Masquer Masquer 11/30/2016 01:10
"In the case of a tie after 12 games, winner is the player with more wins." - Yogi Berra (?)
jpmoldovan jpmoldovan 11/30/2016 01:07
The short matches have led to ultra-cautious play. I'm shocked those attending on Monday weren't shouting REFUND! REFUND!

From a fan's POV, returning to the 24-game format, which was used from the 1950's through 1972 & reinstated for Karpov-Kasparov 2-5, would be best. Who is against it? The sponsors? The contenders??

You could add a best of 7 wins provision, to try & keep it from going the distance, but if someone got to 3 early on, a long string of draws, like Karpov-Kasparov 1, could easily result.
Fairfield1466 Fairfield1466 11/30/2016 01:00
Keep it as a 12 game match. (Good luck finding title sponsors for an 18 game match that lasts for over a month!) In the case of a tie after 12 games, winner is the player with more wins. If both players are equal in wins, the defending champion wins.
The World Championship should only be played at classical time controls. No tie break games needed.

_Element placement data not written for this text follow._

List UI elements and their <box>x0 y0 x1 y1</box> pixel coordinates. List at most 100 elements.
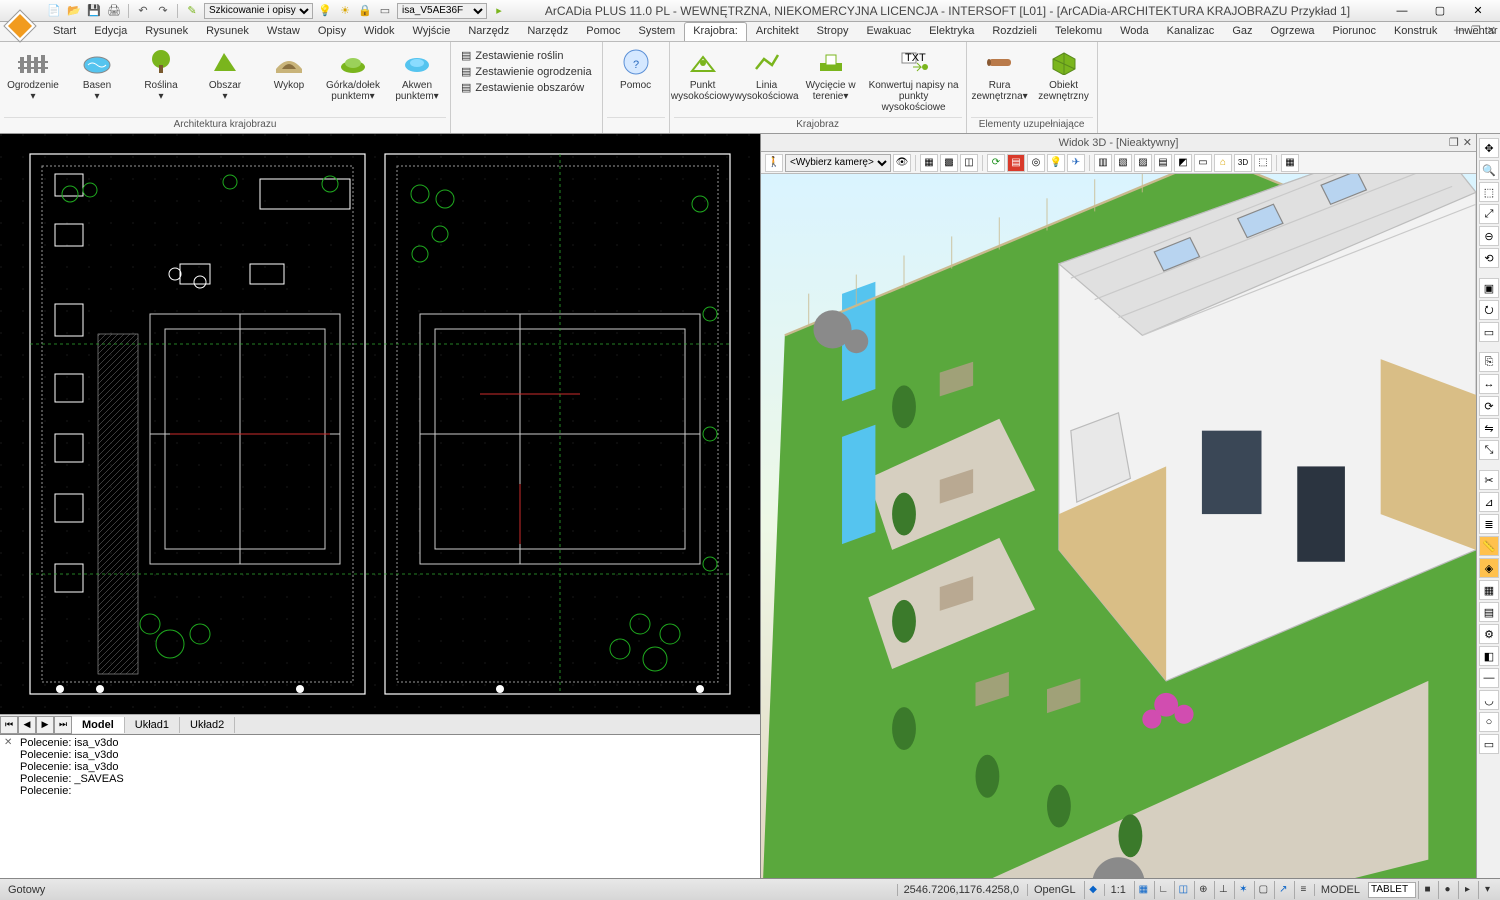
zoom-ext-icon[interactable]: ⤢ <box>1479 204 1499 224</box>
zoom-in-icon[interactable]: 🔍 <box>1479 160 1499 180</box>
grid-icon[interactable]: ▦ <box>1479 580 1499 600</box>
props-icon[interactable]: ⚙ <box>1479 624 1499 644</box>
view-icon[interactable]: ▭ <box>1479 322 1499 342</box>
menu-tab-kanalizac[interactable]: Kanalizac <box>1158 22 1224 41</box>
extra3-icon[interactable]: ▸ <box>1458 881 1476 899</box>
menu-tab-elektryka[interactable]: Elektryka <box>920 22 983 41</box>
menu-tab-system[interactable]: System <box>630 22 685 41</box>
menu-tab-telekomu[interactable]: Telekomu <box>1046 22 1111 41</box>
menu-tab-piorunoc[interactable]: Piorunoc <box>1324 22 1385 41</box>
layout-tab-układ2[interactable]: Układ2 <box>180 717 235 733</box>
menu-tab-rozdzieli[interactable]: Rozdzieli <box>983 22 1046 41</box>
extend-icon[interactable]: ⊿ <box>1479 492 1499 512</box>
doc-icon[interactable]: ▭ <box>377 3 393 19</box>
zoom-all-icon[interactable]: ▣ <box>1479 278 1499 298</box>
menu-tab-opisy[interactable]: Opisy <box>309 22 355 41</box>
layer-icon[interactable]: ▤ <box>1479 602 1499 622</box>
menu-tab-ogrzewa[interactable]: Ogrzewa <box>1262 22 1324 41</box>
plane-icon[interactable]: ✈ <box>1067 154 1085 172</box>
print-icon[interactable]: 🖨 <box>106 3 122 19</box>
tab-prev[interactable]: ◀ <box>18 716 36 734</box>
minimize-button[interactable]: — <box>1384 1 1420 21</box>
tab-next[interactable]: ▶ <box>36 716 54 734</box>
menu-tab-wstaw[interactable]: Wstaw <box>258 22 309 41</box>
layout-tab-model[interactable]: Model <box>72 717 125 733</box>
play-icon[interactable]: ▸ <box>491 3 507 19</box>
mdi-close[interactable]: ✕ <box>1487 24 1496 37</box>
ortho-icon[interactable]: ⊥ <box>1214 881 1232 899</box>
view-d[interactable]: ▤ <box>1154 154 1172 172</box>
object-button[interactable]: Obiektzewnętrzny <box>1035 44 1093 104</box>
polar-icon[interactable]: ✶ <box>1234 881 1252 899</box>
lock-icon[interactable]: 🔒 <box>357 3 373 19</box>
eye-icon[interactable]: 👁 <box>893 154 911 172</box>
3d-icon[interactable]: 3D <box>1234 154 1252 172</box>
otrack-icon[interactable]: ↗ <box>1274 881 1292 899</box>
arcadia-icon[interactable]: ◆ <box>1084 881 1102 899</box>
point-button[interactable]: Punktwysokościowy <box>674 44 732 104</box>
extra4-icon[interactable]: ▾ <box>1478 881 1496 899</box>
pipe-button[interactable]: Rurazewnętrzna▾ <box>971 44 1029 104</box>
pan-icon[interactable]: ✥ <box>1479 138 1499 158</box>
snap4-icon[interactable]: ⊕ <box>1194 881 1212 899</box>
zoom-out-icon[interactable]: ⊖ <box>1479 226 1499 246</box>
new-icon[interactable]: 📄 <box>46 3 62 19</box>
tab-first[interactable]: ⏮ <box>0 716 18 734</box>
menu-tab-konstruk[interactable]: Konstruk <box>1385 22 1446 41</box>
pool-button[interactable]: Basen▾ <box>68 44 126 104</box>
zoom-window-icon[interactable]: ⬚ <box>1479 182 1499 202</box>
line-icon[interactable]: — <box>1479 668 1499 688</box>
trim-icon[interactable]: ✂ <box>1479 470 1499 490</box>
menu-tab-narzędz[interactable]: Narzędz <box>459 22 518 41</box>
render-mode[interactable]: OpenGL <box>1027 884 1082 896</box>
color-icon[interactable]: ◧ <box>1479 646 1499 666</box>
menu-tab-krajobra:[interactable]: Krajobra: <box>684 22 747 41</box>
panel-close[interactable]: ✕ <box>1463 136 1472 149</box>
cube-icon[interactable]: ▦ <box>920 154 938 172</box>
menu-tab-ewakuac[interactable]: Ewakuac <box>857 22 920 41</box>
refresh-icon[interactable]: ⟳ <box>987 154 1005 172</box>
camera-select[interactable]: <Wybierz kamerę> <box>785 154 891 172</box>
water-button[interactable]: Akwenpunktem▾ <box>388 44 446 104</box>
list-item[interactable]: ▤Zestawienie roślin <box>459 48 594 63</box>
persp-icon[interactable]: ▭ <box>1194 154 1212 172</box>
rotate-icon[interactable]: ⟳ <box>1479 396 1499 416</box>
close-button[interactable]: ✕ <box>1460 1 1496 21</box>
convert-button[interactable]: TXTKonwertuj napisy napunkty wysokościow… <box>866 44 962 115</box>
menu-tab-gaz[interactable]: Gaz <box>1223 22 1261 41</box>
circle-icon[interactable]: ○ <box>1479 712 1499 732</box>
sun-icon[interactable]: ☀ <box>337 3 353 19</box>
excavation-button[interactable]: Wykop <box>260 44 318 93</box>
menu-tab-start[interactable]: Start <box>44 22 85 41</box>
menu-tab-woda[interactable]: Woda <box>1111 22 1158 41</box>
osnap-icon[interactable]: ▢ <box>1254 881 1272 899</box>
rect-icon[interactable]: ▭ <box>1479 734 1499 754</box>
redo-icon[interactable]: ↷ <box>155 3 171 19</box>
home-icon[interactable]: ⌂ <box>1214 154 1232 172</box>
walk-icon[interactable]: 🚶 <box>765 154 783 172</box>
mdi-min[interactable]: — <box>1454 24 1465 37</box>
mound-button[interactable]: Górka/dołekpunktem▾ <box>324 44 382 104</box>
tab-last[interactable]: ⏭ <box>54 716 72 734</box>
maximize-button[interactable]: ▢ <box>1422 1 1458 21</box>
slice-icon[interactable]: ◩ <box>1174 154 1192 172</box>
save-icon[interactable]: 💾 <box>86 3 102 19</box>
app-logo[interactable] <box>2 8 38 44</box>
cube3-icon[interactable]: ◫ <box>960 154 978 172</box>
bulb2-icon[interactable]: 💡 <box>1047 154 1065 172</box>
extra2-icon[interactable]: ● <box>1438 881 1456 899</box>
open-icon[interactable]: 📂 <box>66 3 82 19</box>
zoom-prev-icon[interactable]: ⟲ <box>1479 248 1499 268</box>
orbit-icon[interactable]: ⭮ <box>1479 300 1499 320</box>
brick-icon[interactable]: ▤ <box>1007 154 1025 172</box>
snap-icon[interactable]: ◈ <box>1479 558 1499 578</box>
menu-tab-narzędz[interactable]: Narzędz <box>518 22 577 41</box>
sketch-icon[interactable]: ✎ <box>184 3 200 19</box>
menu-tab-pomoc[interactable]: Pomoc <box>577 22 629 41</box>
copy-icon[interactable]: ⎘ <box>1479 352 1499 372</box>
mirror-icon[interactable]: ⇋ <box>1479 418 1499 438</box>
export-icon[interactable]: ⬚ <box>1254 154 1272 172</box>
menu-tab-architekt[interactable]: Architekt <box>747 22 808 41</box>
view-a[interactable]: ▥ <box>1094 154 1112 172</box>
cmd-close-icon[interactable]: ✕ <box>4 737 12 748</box>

To win the title you actually have to beat the champion. How is that for a radical concept.
Andrea Mori Andrea Mori 11/30/2016 12:50
As a few already said, the Champion should mantain the title in the case of a tied match. This might be somewhat unfair for the Challenger, but the Champion had to overcome the same handicap when (s)he was the Challenger, things are eventually even. This certainly represents the simplest solution of all. Having said that, I also agree that a 12 games match for the World Title is way too short. The old 1960s/70s format of 24 games was certainly better. It is not entirely clear to me why it could not be mantained. Without adjournments and with only a rest day every 4th game (which is entirely reasonable) a 24 games match would last just 30 days and I don't see why that should represent an impossibility.

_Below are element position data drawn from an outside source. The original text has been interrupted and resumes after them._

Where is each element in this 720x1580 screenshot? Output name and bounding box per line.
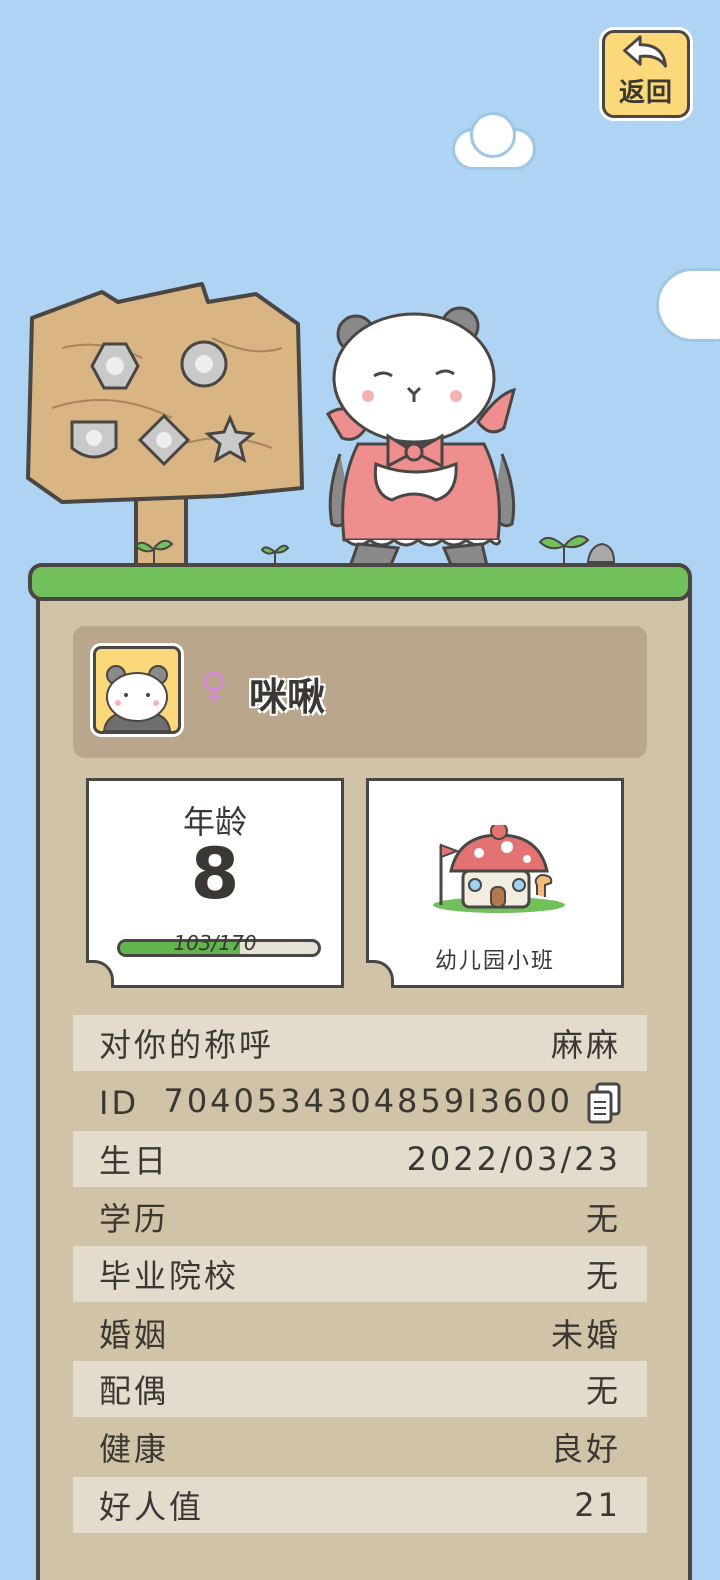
badge-flower-icon [180, 340, 228, 388]
copy-icon[interactable] [587, 1082, 621, 1124]
school-card[interactable]: 幼儿园小班 [366, 778, 624, 988]
info-value: 无 [585, 1200, 621, 1238]
info-label: 好人值 [99, 1488, 205, 1526]
info-value: 未婚 [550, 1316, 621, 1354]
info-label: 配偶 [99, 1372, 170, 1410]
sprout-icon [260, 544, 290, 564]
info-value: 2022/03/23 [406, 1140, 621, 1178]
gender-female-icon: ♀ [201, 666, 228, 707]
info-row-nickname: 对你的称呼 麻麻 [73, 1015, 647, 1071]
info-value: 无 [585, 1372, 621, 1410]
xp-text: 103/170 [173, 931, 257, 955]
info-label: 毕业院校 [99, 1257, 240, 1295]
badge-hexagon-icon [90, 342, 140, 390]
info-label: 对你的称呼 [99, 1026, 275, 1064]
back-button[interactable]: 返回 [602, 30, 690, 118]
back-label: 返回 [618, 78, 673, 108]
info-row-spouse: 配偶 无 [73, 1361, 647, 1417]
info-row-health: 健康 良好 [73, 1419, 647, 1475]
school-label: 幼儿园小班 [434, 949, 555, 974]
badge-shield-icon [70, 420, 118, 459]
info-label: 婚姻 [99, 1316, 170, 1354]
pet-avatar[interactable] [93, 646, 181, 734]
info-value: 无 [585, 1257, 621, 1295]
info-row-kindness: 好人值 21 [73, 1477, 647, 1533]
pet-name: 咪啾 [249, 675, 326, 719]
achievement-sign[interactable] [22, 278, 304, 568]
cloud [470, 112, 516, 158]
rock-icon [586, 542, 616, 563]
mushroom-school-icon [433, 825, 565, 913]
info-label: 学历 [99, 1200, 170, 1238]
info-label: 健康 [99, 1430, 170, 1468]
cloud [656, 268, 720, 342]
back-arrow-icon [623, 35, 667, 68]
sprout-icon [134, 539, 174, 564]
info-value: 麻麻 [550, 1026, 621, 1064]
panda-avatar-icon [102, 665, 172, 731]
sprout-icon [538, 535, 590, 564]
info-label: ID [99, 1084, 140, 1122]
info-value: 7040534304859I3600 [163, 1082, 573, 1120]
panda-character[interactable] [318, 304, 524, 584]
age-value: 8 [190, 833, 240, 915]
info-row-birthday: 生日 2022/03/23 [73, 1131, 647, 1187]
info-row-education: 学历 无 [73, 1189, 647, 1245]
grass-ledge [28, 563, 692, 601]
info-label: 生日 [99, 1142, 170, 1180]
age-card: 年龄 8 103/170 [86, 778, 344, 988]
info-row-id: ID 7040534304859I3600 [73, 1075, 647, 1131]
info-row-school: 毕业院校 无 [73, 1246, 647, 1302]
info-row-marriage: 婚姻 未婚 [73, 1305, 647, 1361]
page-curl [86, 960, 114, 988]
info-value: 良好 [550, 1430, 621, 1468]
info-value: 21 [574, 1486, 621, 1524]
profile-header: ♀ 咪啾 [73, 626, 647, 758]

musketeerchess musketeerchess 11/30/2016 12:35
Hi Yasser, unfortunately nowadays chess has shown the limit. Computers made chess more like a science. Top Players no longer want to take risks and the best players got such an impressive homework preparation that the first player who is out of "Book" is generally the player who's going to suffer. Your idea of playing 13 games is excellent, but i think chess needs another radical therapy. It needs some more tactics, new strategies and give the public new thrills. It needs to give the most creative player on the board the chance he diserves not to credit home work, computer analysis, engines etc. So my solution is, let's play Chess Variants: Your Seirawan (or SHarper) Chess was an excellent variant. Musketeer Chess is also another new and thrilling variant. So let's play Chess Variants with still the possibility to play Classic Chess if both players agree.
ZenPassant ZenPassant 11/30/2016 12:26
Solution 1: White loses if the game ends in a draw. It might be unfair but both players will have same number of Whites during a match. Solution 2: In case a game ends in draw, the result is decided by an Armageddon game right after.
Hhorse Hhorse 11/30/2016 12:05
I think a better idea is to get rid of draws. If a game is agreed drawn they play a rapid overtime game or two followed by a armageddon like other sports.